Message ID: 938     Entry time: 15 Nov 2013
Author: Konstantin Olchanski 
Topic: Bug Report 
Subject: stuck data buffers 
We have seen several times a problem with stuck data buffers. The symptoms are very confusing - 
frontends cannot start, instead hang forever in a state very hard to kill. Also "mdump -s -d -z 
BUF03" for the affected data buffers is stuck.

We have identified the source of this problem - the semaphore for the buffer is locked and nobody 
will ever unlock it - MIDAS relies on a feature of SYSV semaphores where they are automatically 
unlocked by the OS and cannot ever be stuck ever. (see man semop, SEM_UNDO function).

I think this SEM_UNDO function is broken in recent Linux kernels and sometimes the semaphore 
remains locked after the process that locked it has died. MIDAS is not programmed to deal with this 
situation and the stuck semaphore has to be cleared manually.

Here, "BUF3" is used as example, but we have seen "SYSTEM" and ODB with stuck semaphores, too.

a) confirm that we are using SYSV semaphores: "ipcs" should show many semaphores
b) identify the stuck semaphore: "strace mdump -s -d -z BUF03".
c) here will be a large printout, but ultimately you will see repeated entries of 
"semtimedop(9633800, {{0, -1, SEM_UNDO}}, 1, {1, 0}^C <unfinished ...>"
d) erase the stuck semaphore "ipcrm -s 9633800", where the number comes from semtimedop() in 
the strace output.
e) try again: "mdump -s -d -z BUF03" should work now.

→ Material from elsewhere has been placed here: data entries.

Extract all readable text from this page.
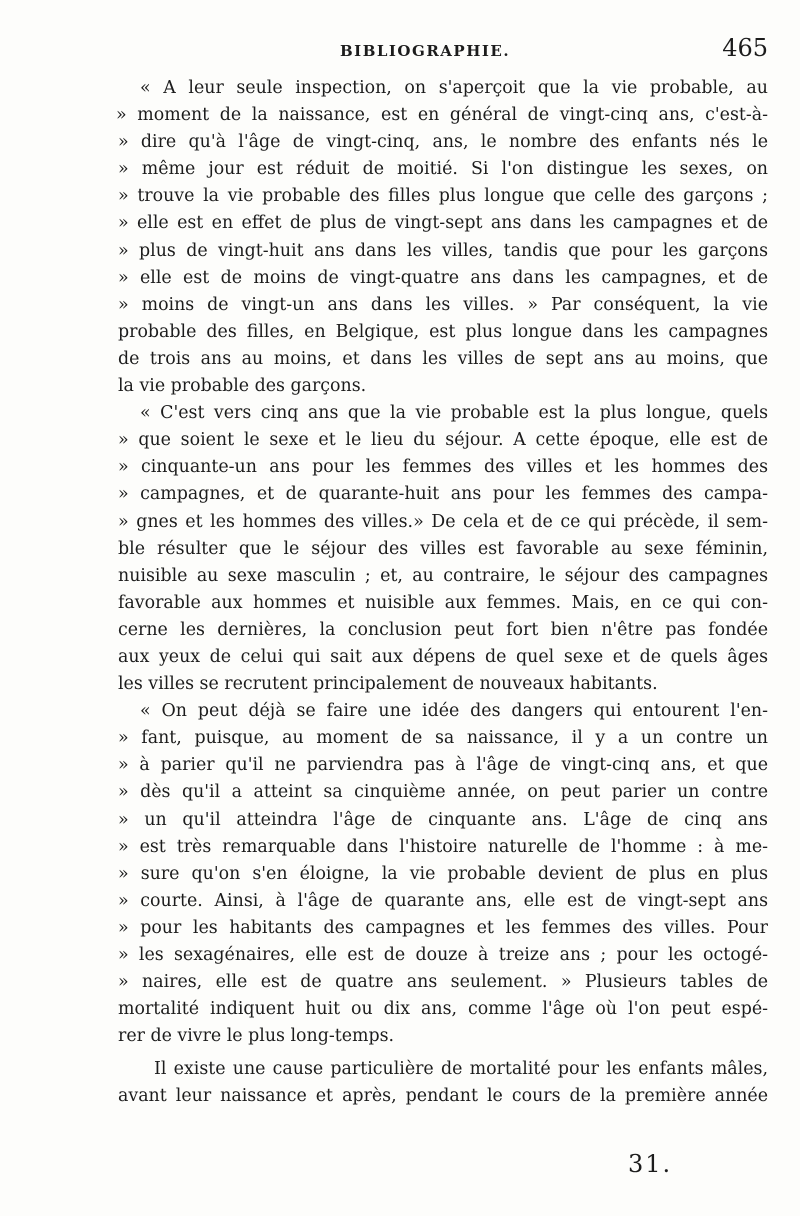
BIBLIOGRAPHIE.	465
« A leur seule inspection, on s'aperçoit que la vie probable, au
» moment de la naissance, est en général de vingt-cinq ans, c'est-à-
» dire qu'à l'âge de vingt-cinq, ans, le nombre des enfants nés le
» même jour est réduit de moitié. Si l'on distingue les sexes, on
» trouve la vie probable des filles plus longue que celle des garçons ;
» elle est en effet de plus de vingt-sept ans dans les campagnes et de
» plus de vingt-huit ans dans les villes, tandis que pour les garçons
» elle est de moins de vingt-quatre ans dans les campagnes, et de
» moins de vingt-un ans dans les villes. » Par conséquent, la vie
probable des filles, en Belgique, est plus longue dans les campagnes
de trois ans au moins, et dans les villes de sept ans au moins, que
la vie probable des garçons.
« C'est vers cinq ans que la vie probable est la plus longue, quels
» que soient le sexe et le lieu du séjour. A cette époque, elle est de
» cinquante-un ans pour les femmes des villes et les hommes des
» campagnes, et de quarante-huit ans pour les femmes des campa-
» gnes et les hommes des villes.» De cela et de ce qui précède, il sem-
ble résulter que le séjour des villes est favorable au sexe féminin,
nuisible au sexe masculin ; et, au contraire, le séjour des campagnes
favorable aux hommes et nuisible aux femmes. Mais, en ce qui con-
cerne les dernières, la conclusion peut fort bien n'être pas fondée
aux yeux de celui qui sait aux dépens de quel sexe et de quels âges
les villes se recrutent principalement de nouveaux habitants.
« On peut déjà se faire une idée des dangers qui entourent l'en-
» fant, puisque, au moment de sa naissance, il y a un contre un
» à parier qu'il ne parviendra pas à l'âge de vingt-cinq ans, et que
» dès qu'il a atteint sa cinquième année, on peut parier un contre
» un qu'il atteindra l'âge de cinquante ans. L'âge de cinq ans
» est très remarquable dans l'histoire naturelle de l'homme : à me-
» sure qu'on s'en éloigne, la vie probable devient de plus en plus
» courte. Ainsi, à l'âge de quarante ans, elle est de vingt-sept ans
» pour les habitants des campagnes et les femmes des villes. Pour
» les sexagénaires, elle est de douze à treize ans ; pour les octogé-
» naires, elle est de quatre ans seulement. » Plusieurs tables de
mortalité indiquent huit ou dix ans, comme l'âge où l'on peut espé-
rer de vivre le plus long-temps.
Il existe une cause particulière de mortalité pour les enfants mâles,
avant leur naissance et après, pendant le cours de la première année
31.
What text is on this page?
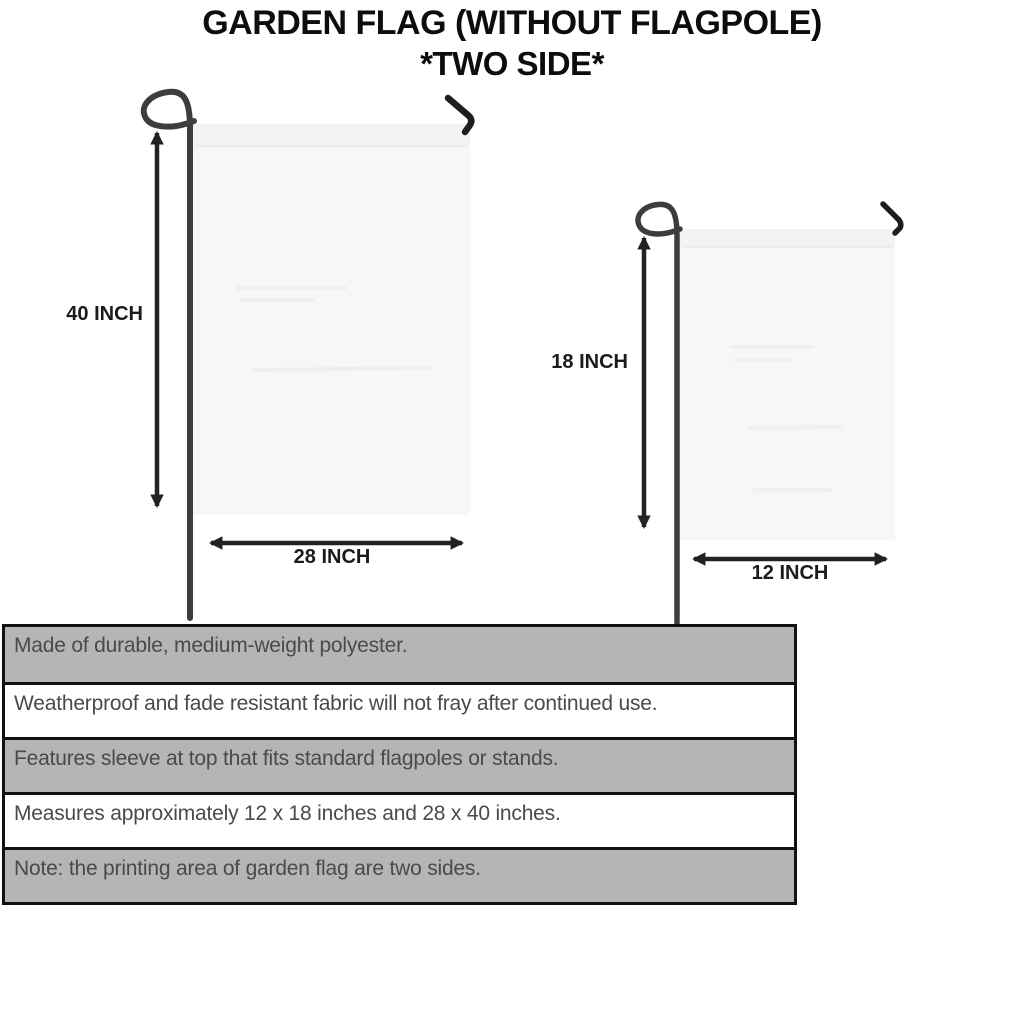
GARDEN FLAG (WITHOUT FLAGPOLE)
*TWO SIDE*
40 INCH
28 INCH
18 INCH
12 INCH
Made of durable, medium-weight polyester.
Weatherproof and fade resistant fabric will not fray after continued use.
Features sleeve at top that fits standard flagpoles or stands.
Measures approximately 12 x 18 inches and 28 x 40 inches.
Note: the printing area of garden flag are two sides.
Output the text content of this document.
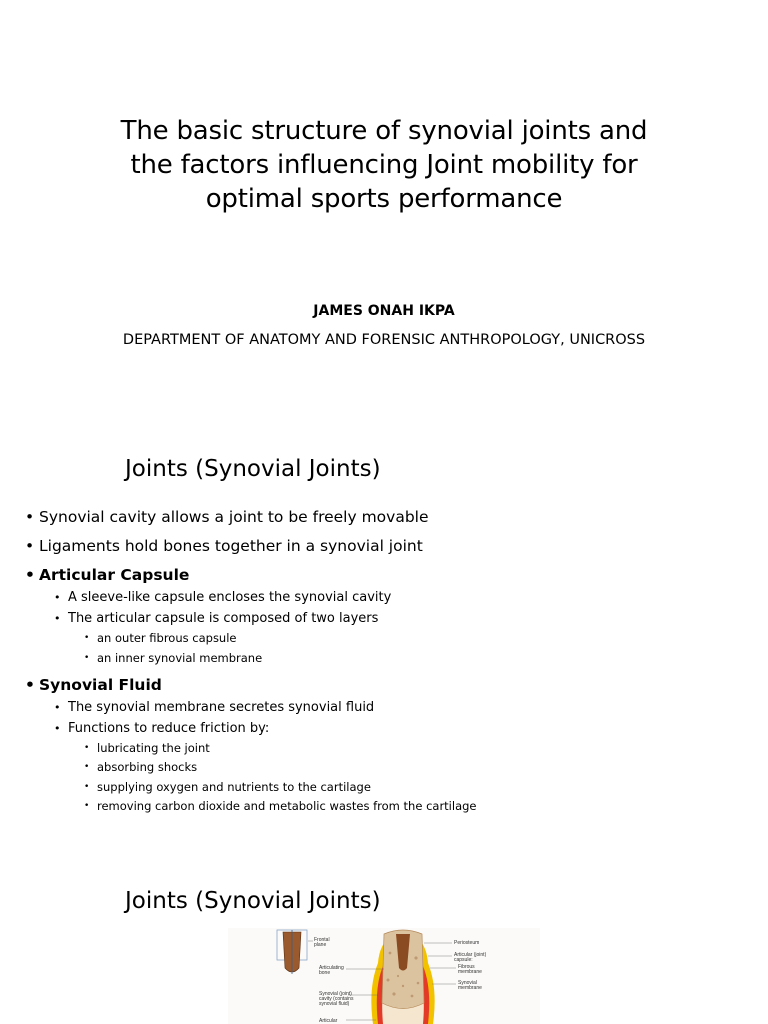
The basic structure of synovial joints and
the factors influencing Joint mobility for
optimal sports performance
JAMES ONAH IKPA
DEPARTMENT OF ANATOMY AND FORENSIC ANTHROPOLOGY, UNICROSS
Joints (Synovial Joints)
• Synovial cavity allows a joint to be freely movable
• Ligaments hold bones together in a synovial joint
• Articular Capsule
• A sleeve-like capsule encloses the synovial cavity
• The articular capsule is composed of two layers
• an outer fibrous capsule
• an inner synovial membrane
• Synovial Fluid
• The synovial membrane secretes synovial fluid
• Functions to reduce friction by:
• lubricating the joint
• absorbing shocks
• supplying oxygen and nutrients to the cartilage
• removing carbon dioxide and metabolic wastes from the cartilage
Joints (Synovial Joints)
Frontal plane
Articulating bone
Synovial (joint) cavity (contains synovial fluid)
Articular
Periosteum
Articular (joint) capsule:
Fibrous membrane
Synovial membrane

Ultimately, I think we should switch to POSIX semaphores - they are easier to manage (the strace 
and ipcrm dance becomes "rm /dev/shm/deap_BUF03.sem" - but they do not have the SEM_UNDO 
function, so detection of locked and stuck semaphores will have to be done by MIDAS. (Unless we 
can find some library of semaphore functions that already provides such advanced functionality).